By Daniel Gould, PhD, Institute for the Study of Youth Sports-Michigan State University
Q: I sit on the board of our local soccer league and we are presently debating whether our youngest participants (ages 5 to7) should be limited to one practice and one game per week. Some teams have been practicing 2 to 3 times per week and those teams win by a wide margin. However, a number of parents complain that with so many practices children have little time for other sports and activities such as music and scouts. What would the experts recommend regarding the appropriate number of practices and games for children of this age?
A: First off, it is not surprising that teams that are practicing two to three times per week are winning most of the games. Children just learning a sport have so many skills to develop, and, other things being equal, the more they practice a sport the better they will get. However, many experts would question whether we should be interested in winning and losing at this age. Studies have shown that most 5 to 7 year old children do not have the mental capacity to compete in the adult sense. Moreover, elite athlete research shows that in the early years, top athletes and their parents focused on having an active lifestyle, having fun and fundamentals in a variety of sports, and not winning or producing future champions. So, fun and involvement should be the primary focus.
We also know that it is important for children to participate in and sample a variety of sports and activities when they are young. For optimal motor development we want them to play different sports (and develop different skills—soccer for lower body coordination, baseball or softball for eye-hand coordination). In essence, they need to develop a base of what experts call “fundamental motor skills” such as jumping, running, throwing, and kicking. If they focus all of their attention on one sport (in this case soccer), they won’t have the chance to optimally develop.
Another reason we want children to sample a variety of sports is the fact that to pursue a sport further takes considerable internal or intrinsic motivation, so they must find the sport that is right for them. For example, one of my sons showed promise as a swimmer and had considerable success. However, he did not fall in love with swimming and did not pursue the sport beyond his early years. It was basketball that he fell in love with and pursued. If we focused all his attention on swimming instead of multiple sports, it would have been a mistake, as he did not have the intrinsic motivation to pursue it.

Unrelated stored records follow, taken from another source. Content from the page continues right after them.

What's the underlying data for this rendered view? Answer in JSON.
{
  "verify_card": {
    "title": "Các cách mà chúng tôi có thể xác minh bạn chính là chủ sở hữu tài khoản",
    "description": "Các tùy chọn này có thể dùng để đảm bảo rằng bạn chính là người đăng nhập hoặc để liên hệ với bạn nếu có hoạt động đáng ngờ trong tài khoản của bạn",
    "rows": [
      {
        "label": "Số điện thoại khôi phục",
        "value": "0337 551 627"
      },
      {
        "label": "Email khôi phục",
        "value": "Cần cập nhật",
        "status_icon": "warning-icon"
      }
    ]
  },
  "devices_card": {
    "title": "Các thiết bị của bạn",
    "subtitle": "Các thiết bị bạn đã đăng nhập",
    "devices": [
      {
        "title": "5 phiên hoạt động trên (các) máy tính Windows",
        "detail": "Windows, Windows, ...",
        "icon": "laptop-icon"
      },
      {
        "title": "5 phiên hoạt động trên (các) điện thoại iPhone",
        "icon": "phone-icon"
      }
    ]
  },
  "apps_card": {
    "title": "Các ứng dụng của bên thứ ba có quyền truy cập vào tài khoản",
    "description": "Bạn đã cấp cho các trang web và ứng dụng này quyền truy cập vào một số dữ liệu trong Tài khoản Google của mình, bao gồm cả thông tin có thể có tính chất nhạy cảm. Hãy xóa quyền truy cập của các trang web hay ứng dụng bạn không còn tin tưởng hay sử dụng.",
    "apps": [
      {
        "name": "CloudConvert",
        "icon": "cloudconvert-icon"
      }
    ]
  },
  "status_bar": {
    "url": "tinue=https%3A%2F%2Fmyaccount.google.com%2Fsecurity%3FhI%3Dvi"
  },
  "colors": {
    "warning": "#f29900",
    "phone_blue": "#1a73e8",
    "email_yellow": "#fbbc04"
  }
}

As parents, we also want to be careful not to over schedule our children’s lives either by having them participate in the same sport all the time or by doing multiple activities every night. Remember, kids not only need structured sport and recreational activities, but also free playtime. They (and probably you as a parent) are at risk of stress and burnout if they are overscheduled with little time off.
In summary, having one practice and game per week would be the policy most youth sports experts would suggest for 5 to 7 year old participants, with little emphasis on keeping score and league standings. The focus should be on fun and fundamentals in a variety of sports and increasing their physical activity levels, not keeping score and winning. Later, as the children mature and are developmentally ready, a more intense practice and game regimen is appropriate.